Bringing A Painful History To Life:

The Help, addresses a past that many don’t want to think about. It does so with an eye toward exploring the more day-to-day, year-to-year, interpersonal dynamics of the South during the heat of the horror that was Jim Crow and all that preceded it and followed in its wake — rather than the larger, more sweeping sociopolitical ramifications.

It is a history that Emma Stone has said that many of her friends, and the people of her generation, have received very little education about. A history that still echoes in the present. For Tate Taylor The Help offers a vision of where we have been and how far we have come.

It may also offer an opportunity to take an honest look at where we are now.

“We’re not educated,” Viola Davis said of the history of racism in the United States.

“It’s swept under the rug. It’s the big white elephant in the room of our culture. It’s probably a part of our hypocrisy, that we’ve had a brutal history of race, a three hundred and forty six-year history. So, I mean, I’m well aware of it because I made a point of making myself well aware of it, even at a young age, in my twenties. So, I knew what the day-to-day life was like, and I think that if anything I hope the book – I know the book and the movie will bring that to life. I’m going to say what I’m going to say with a grain of salt; you hope that while people are being entertained and are laughing – we as Americans just want to be entertained and part of that is to escape whatever ills are going on in our personal lives and our political lives — but I hope that people aren’t laughing and having such a good time that they miss, even within that laughter and all of that, the larger message that it does have an impact on people. We always want to shrink from it. I find in my life that whenever I’ve shrunk from anything it’s always come back to bite me right in the behind or it always keeps that dysfunction going. There’s enough of that. I think we’ve matured enough as a culture to step away from that. So, I hope that people will take that away from the movie.”

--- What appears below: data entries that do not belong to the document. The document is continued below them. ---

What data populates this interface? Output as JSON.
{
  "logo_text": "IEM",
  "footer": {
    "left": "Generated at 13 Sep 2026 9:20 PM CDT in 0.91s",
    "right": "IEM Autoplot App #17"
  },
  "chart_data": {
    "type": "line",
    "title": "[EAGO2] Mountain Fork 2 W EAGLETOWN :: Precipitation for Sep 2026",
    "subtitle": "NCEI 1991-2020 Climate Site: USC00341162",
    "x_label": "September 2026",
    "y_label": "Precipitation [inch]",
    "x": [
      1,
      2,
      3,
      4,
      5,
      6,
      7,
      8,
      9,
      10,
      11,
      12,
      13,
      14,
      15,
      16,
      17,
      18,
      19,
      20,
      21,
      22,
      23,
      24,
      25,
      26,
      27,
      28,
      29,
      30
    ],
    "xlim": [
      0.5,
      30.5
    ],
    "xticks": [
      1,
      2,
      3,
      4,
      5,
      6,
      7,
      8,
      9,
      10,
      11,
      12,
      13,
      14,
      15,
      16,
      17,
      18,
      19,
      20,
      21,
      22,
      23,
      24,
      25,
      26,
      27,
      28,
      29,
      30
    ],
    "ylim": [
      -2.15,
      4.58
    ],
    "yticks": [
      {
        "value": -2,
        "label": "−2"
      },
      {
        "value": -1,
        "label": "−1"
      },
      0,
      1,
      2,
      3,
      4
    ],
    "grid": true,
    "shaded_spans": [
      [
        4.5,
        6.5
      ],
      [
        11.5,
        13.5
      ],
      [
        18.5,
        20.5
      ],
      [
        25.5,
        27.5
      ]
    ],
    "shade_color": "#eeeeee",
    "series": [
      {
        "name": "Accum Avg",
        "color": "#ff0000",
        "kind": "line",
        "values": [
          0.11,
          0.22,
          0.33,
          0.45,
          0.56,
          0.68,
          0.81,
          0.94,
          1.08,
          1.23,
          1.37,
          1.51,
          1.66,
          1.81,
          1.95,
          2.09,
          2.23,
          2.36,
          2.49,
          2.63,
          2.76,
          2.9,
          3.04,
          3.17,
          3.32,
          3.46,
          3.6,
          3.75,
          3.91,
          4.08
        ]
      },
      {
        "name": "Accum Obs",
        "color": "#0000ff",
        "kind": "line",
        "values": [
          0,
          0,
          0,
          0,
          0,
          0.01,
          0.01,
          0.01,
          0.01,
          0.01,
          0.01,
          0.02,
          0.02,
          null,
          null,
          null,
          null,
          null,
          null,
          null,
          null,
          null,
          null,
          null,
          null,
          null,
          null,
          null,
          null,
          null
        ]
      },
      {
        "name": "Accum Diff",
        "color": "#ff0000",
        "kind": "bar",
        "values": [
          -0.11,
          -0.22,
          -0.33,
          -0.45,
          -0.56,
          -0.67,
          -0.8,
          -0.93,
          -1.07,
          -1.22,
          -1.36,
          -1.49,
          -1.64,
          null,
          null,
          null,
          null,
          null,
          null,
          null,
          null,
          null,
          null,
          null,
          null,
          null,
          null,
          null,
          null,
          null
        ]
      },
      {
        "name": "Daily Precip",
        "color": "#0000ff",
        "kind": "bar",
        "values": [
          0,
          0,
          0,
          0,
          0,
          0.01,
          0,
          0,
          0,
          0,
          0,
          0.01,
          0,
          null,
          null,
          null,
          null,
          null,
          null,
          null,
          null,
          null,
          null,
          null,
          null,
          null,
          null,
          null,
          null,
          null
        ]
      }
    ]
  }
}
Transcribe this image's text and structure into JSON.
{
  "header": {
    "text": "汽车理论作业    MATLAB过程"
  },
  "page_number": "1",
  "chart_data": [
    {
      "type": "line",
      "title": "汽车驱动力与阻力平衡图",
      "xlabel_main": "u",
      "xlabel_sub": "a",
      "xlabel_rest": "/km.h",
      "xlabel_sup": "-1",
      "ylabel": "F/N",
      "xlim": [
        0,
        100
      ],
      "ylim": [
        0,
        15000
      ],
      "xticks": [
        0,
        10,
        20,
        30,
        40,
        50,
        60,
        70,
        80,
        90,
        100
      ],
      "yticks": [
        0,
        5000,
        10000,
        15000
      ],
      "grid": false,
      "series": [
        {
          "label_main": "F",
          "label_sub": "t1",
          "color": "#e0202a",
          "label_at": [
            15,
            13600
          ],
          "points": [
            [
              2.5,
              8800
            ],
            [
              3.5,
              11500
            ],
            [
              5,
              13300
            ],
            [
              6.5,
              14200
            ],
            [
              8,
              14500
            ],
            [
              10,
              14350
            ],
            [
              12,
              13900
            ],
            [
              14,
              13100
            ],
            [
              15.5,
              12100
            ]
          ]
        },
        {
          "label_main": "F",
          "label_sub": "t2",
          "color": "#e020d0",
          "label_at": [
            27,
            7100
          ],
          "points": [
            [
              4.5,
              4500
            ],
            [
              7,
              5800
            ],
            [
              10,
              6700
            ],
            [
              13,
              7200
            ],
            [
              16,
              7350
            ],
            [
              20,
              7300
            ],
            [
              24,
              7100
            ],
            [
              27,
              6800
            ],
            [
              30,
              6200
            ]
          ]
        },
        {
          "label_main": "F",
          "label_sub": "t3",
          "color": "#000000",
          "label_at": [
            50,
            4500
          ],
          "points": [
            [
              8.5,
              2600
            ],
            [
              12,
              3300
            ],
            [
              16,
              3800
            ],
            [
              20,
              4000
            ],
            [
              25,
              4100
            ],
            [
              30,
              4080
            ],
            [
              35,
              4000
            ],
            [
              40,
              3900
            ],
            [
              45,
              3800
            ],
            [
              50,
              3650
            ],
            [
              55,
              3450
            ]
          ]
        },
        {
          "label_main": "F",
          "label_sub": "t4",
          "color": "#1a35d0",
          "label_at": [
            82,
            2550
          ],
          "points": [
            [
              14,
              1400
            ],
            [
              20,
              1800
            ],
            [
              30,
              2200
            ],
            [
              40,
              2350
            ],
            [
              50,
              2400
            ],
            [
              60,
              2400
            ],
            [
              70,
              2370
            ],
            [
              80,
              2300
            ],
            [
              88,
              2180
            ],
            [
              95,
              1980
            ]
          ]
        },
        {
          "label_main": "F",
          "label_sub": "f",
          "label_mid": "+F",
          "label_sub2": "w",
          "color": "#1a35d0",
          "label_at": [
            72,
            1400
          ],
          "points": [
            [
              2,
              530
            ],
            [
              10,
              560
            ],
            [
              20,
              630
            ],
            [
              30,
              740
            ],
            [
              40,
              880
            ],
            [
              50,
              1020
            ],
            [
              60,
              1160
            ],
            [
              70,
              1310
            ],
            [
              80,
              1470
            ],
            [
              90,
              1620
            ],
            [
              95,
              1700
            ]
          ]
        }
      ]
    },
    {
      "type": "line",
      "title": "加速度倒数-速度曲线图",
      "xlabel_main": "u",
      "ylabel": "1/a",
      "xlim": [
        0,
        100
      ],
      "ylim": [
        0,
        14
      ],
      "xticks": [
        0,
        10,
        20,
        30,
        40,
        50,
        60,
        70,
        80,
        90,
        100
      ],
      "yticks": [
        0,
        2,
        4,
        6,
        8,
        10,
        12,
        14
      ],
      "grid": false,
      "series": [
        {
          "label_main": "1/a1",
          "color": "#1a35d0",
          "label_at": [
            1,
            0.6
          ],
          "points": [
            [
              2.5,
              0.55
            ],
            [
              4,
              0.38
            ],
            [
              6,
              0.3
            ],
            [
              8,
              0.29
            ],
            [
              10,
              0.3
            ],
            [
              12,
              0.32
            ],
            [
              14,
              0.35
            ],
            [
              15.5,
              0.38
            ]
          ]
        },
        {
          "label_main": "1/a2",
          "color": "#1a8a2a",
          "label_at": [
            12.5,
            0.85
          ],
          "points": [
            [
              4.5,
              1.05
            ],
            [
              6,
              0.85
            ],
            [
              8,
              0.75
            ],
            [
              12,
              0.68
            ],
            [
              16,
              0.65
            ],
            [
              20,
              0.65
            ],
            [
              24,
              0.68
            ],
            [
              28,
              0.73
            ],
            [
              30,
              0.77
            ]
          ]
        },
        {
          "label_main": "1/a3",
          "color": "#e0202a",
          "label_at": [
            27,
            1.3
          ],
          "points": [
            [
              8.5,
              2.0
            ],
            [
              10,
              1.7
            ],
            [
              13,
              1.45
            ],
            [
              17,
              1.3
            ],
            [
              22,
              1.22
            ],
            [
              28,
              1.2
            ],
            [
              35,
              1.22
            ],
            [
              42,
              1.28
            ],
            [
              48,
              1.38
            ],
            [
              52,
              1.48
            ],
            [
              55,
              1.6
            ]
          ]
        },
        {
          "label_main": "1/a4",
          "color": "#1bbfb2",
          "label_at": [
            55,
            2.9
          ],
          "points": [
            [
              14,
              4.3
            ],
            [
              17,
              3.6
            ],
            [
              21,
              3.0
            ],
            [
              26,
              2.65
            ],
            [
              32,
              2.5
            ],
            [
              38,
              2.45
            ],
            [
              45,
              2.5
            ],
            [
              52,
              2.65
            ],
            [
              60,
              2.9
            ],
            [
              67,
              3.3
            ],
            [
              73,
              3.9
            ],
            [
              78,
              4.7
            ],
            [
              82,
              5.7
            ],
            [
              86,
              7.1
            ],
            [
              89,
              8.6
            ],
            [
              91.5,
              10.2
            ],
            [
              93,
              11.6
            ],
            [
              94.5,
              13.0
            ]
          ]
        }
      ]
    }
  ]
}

When asked if in addition to providing historical context, the film opens up the dialogue for things that are still happening today, in a sense making it easier because it’s set in the past, Davis replied:

“I hope. I mean, I think that once Obama became president there was a sigh of relief from people, thinking that racism is over. It’s like Hilary Clinton, if she were elected president would sexism be over? I mean, come on. We all know that whatever took three hundred and forty six years of doing is not going to be undone in fifty years. It’s just not. I hope that it opens dialogue with people. I think that people in general are, and I know I am – I’ll put myself in there – afraid of honest discourse. We always want to be in agreement with each other because we want to get along. Some serious things are happening in terms of classicism. The class structure in this country is so polarized. Racism. I mean, you really see it coming out with Obama being president, all of those things. You hope that it opens up a dialogue. You just hope, but what can you do. You can’t change people overnight.”

Songwriter Mary J. Blige felt a personal connection to the film in that her aunt had been a maid in the South at the same time as the film’s central characters. In addition to the link that Blige saw with her family’s history, the singer saw a tie to the issues even she, a megastar, faces today.

“It hit me really, really hard because we’re living in a time where things have changed, but they haven’t. I still go through things. As an African American woman it’s hard for me to get magazine covers because of my skin color. That’s what my publicist, what some of them have come back and told me. So, it hurt me to sit in that theater and still have to deal with that and it’s still going on there. The beautiful thing about Aibileen in that film is that they learn how to navigate and get around that system. The only way that you can get around that system is that you have to believe in yourself and what you have. You have to walk in love and try to forgive those people that want to put you in those terrible situations because that’s their issue. It’s not even a skin thing now. It’s just their issue.”

Bryce Dallas Howard plays the villain in the piece, a woman entrenched in the polluted beliefs of her time and her fore-bearers. When Howard was asked if she was aware of the history the actress responded that she was, but that working on the film acted as a catalyst for a greater understanding of the times we currently live in for her as well.

“Obviously from history books, from talking to people who lived through the civil rights movement, I knew it was really bad. But to actually play one of the bad guys, and to realize how much they thought they were right, was really scary. It was really, really scary because you think about stuff now — I’m privately a political person but not publicly one — and so often I’ll be like ‘What on EARTH is going on here? I mean what is the problem, what is the issue!?’ And after playing this character, realizing the people who are against certain civil rights things that we’re facing right now, actually think they’re right and that it’s best for the country or whatever they’re justifying is so scary because how can you argue with that? You just have to be stronger. You just have to win and that’s why, in the civil rights movement in the sixties, it got to the point where people were sacrificing their lives. Not just their well-being – people were dying because that was the only way for there to be change, and that was so scary.”

Whatever you take away from the film – whether it be an eye-opening perspective on the past or a gut-firing doorway into things that need looking at in the present, The Help is a film that hopes to open the path to conversation — mirroring the trajectory of the central characters in the film itself.